Originally Mkwaja was established to supply meat to the workforce on Amboni's sisal estates. The ranch management realised, however, that it would be more profitable to market their Mkwaja-bred beef to buyers who paid a premium for quality. Therefore they adopted a policy of buying from Tanganyika Packers Ltd., or when this source of supply failed, from upcountry cattle markets, mature steers, which they finished and sold to the sisal workforce, reserving a proportion of ranch-bred steers for the quality fresh meat market in Dar-es-Salaam. This policy was started during the 1973/74 financial year and by 1977/78 only bought-in stock were sold to the estates. Bought-in steers invariably arrive in poor condition and require treatment for internal parasites (especially liver fluke, Fasciola gigantica) and trypano-somiasis. Halofuginone is used to control East Coast Fever and when supplies of this drug are not available the buying-in policy is stopped. Since these animals originate from foot-land-mouth disease endemic areas they represent a risk of infection and are consequently kept away from the ranch, going directly to the estates. Emergency slaughters, which are not condemned as unfit for consumption, are sold mainly to the ranch workforce, although there is a limited local trade to outsiders.

Disease control

Trypanosomiasis control measures are detailed fin Chapter 7. All animals are vaccinated against rinderpest and annually against anthrax, blackquarter and pasteurellosis. In addition, breeding stock are vaccinated against foot-and-mouth disease and campylobacteriosis (Campylobacter fetus) and heifers against Brucella abortus.

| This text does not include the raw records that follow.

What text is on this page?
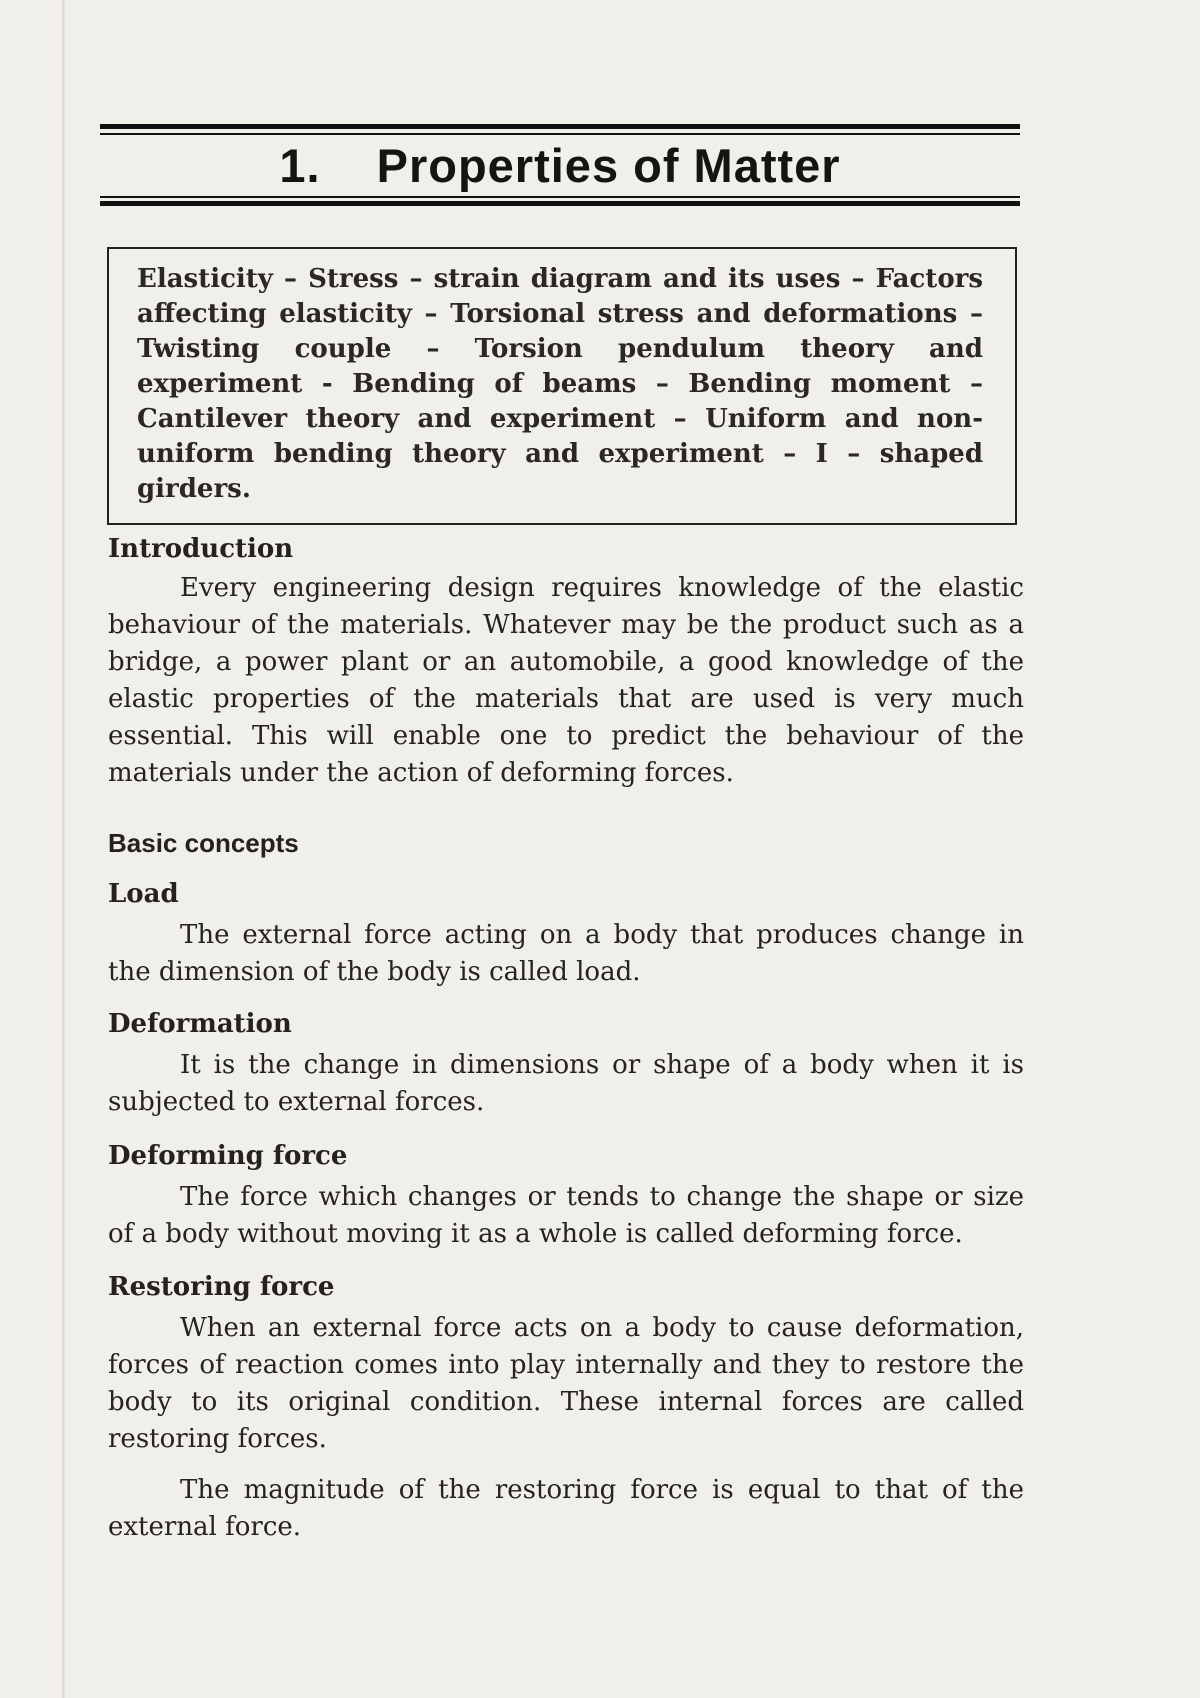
1. Properties of Matter

Elasticity – Stress – strain diagram and its uses – Factors affecting elasticity – Torsional stress and deformations – Twisting couple – Torsion pendulum theory and experiment - Bending of beams – Bending moment – Cantilever theory and experiment – Uniform and non-uniform bending theory and experiment – I – shaped girders.

Introduction

Every engineering design requires knowledge of the elastic behaviour of the materials. Whatever may be the product such as a bridge, a power plant or an automobile, a good knowledge of the elastic properties of the materials that are used is very much essential. This will enable one to predict the behaviour of the materials under the action of deforming forces.

Basic concepts

Load

The external force acting on a body that produces change in the dimension of the body is called load.

Deformation

It is the change in dimensions or shape of a body when it is subjected to external forces.

Deforming force

The force which changes or tends to change the shape or size of a body without moving it as a whole is called deforming force.

Restoring force

When an external force acts on a body to cause deformation, forces of reaction comes into play internally and they to restore the body to its original condition. These internal forces are called restoring forces.

The magnitude of the restoring force is equal to that of the external force.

Tick-borne diseases are controlled by a strict programme of dipping or spraying; twice weekly using an organo-phosphorus acaricide in the wet season, and once a week using toxaphene in the dry season. This is augmented by hand-dressing with an organo-phosphorous acaricide in used engine oil (2% v/v) which is applied to tick predilection sites e.g. under the tail. Hand dressing is interposed between routine dipping/spraying with the need being assessed by observation of tick infestation. East Coast Fever has been successfully controlled and there have been no cases for more than 20 years. Anaplasmosis is treated with oxytetracycline.

Salmonellosis epizootics have occurred sporadically, e.g. in 1977/78, affecting calves in particular. No treatment is employed, but large night paddocks are used in an attempt to reduce the risk of infection caused by crowding.

The principal internal parasite is Haemonchus sp. and animals below the age of 24 months are treated approximately every 3 months with an anthelmintic. Liver fluke is not present on the ranch. There was an outbreak of foot-and-mouth disease in 1977/78 in spite of the vaccination programme.

An ear infection caused by the worm Rhabditis bovis, which can lead to damage of the central nervous system and death, was responsible for a number of emergency slaughters.

Wild predators

Wild predators are a significant cause of mortality particularly in calves. Lions and hyenas are the most important but leopards and wild dogs have also killed animals. Leopards have now been virtually eliminated from the ranch by a programme of trapping. Wild dogs are rare visitors, but in spite of shooting, trapping and poisoning of carcasses, lions and hyenas are still a problem.

In conclusion, Mkwaja Ranch has been developed and maintained by good management and disease control measures in an area of heavily infested tsetse savanna, an ecological situation representative of vast areas of Africa.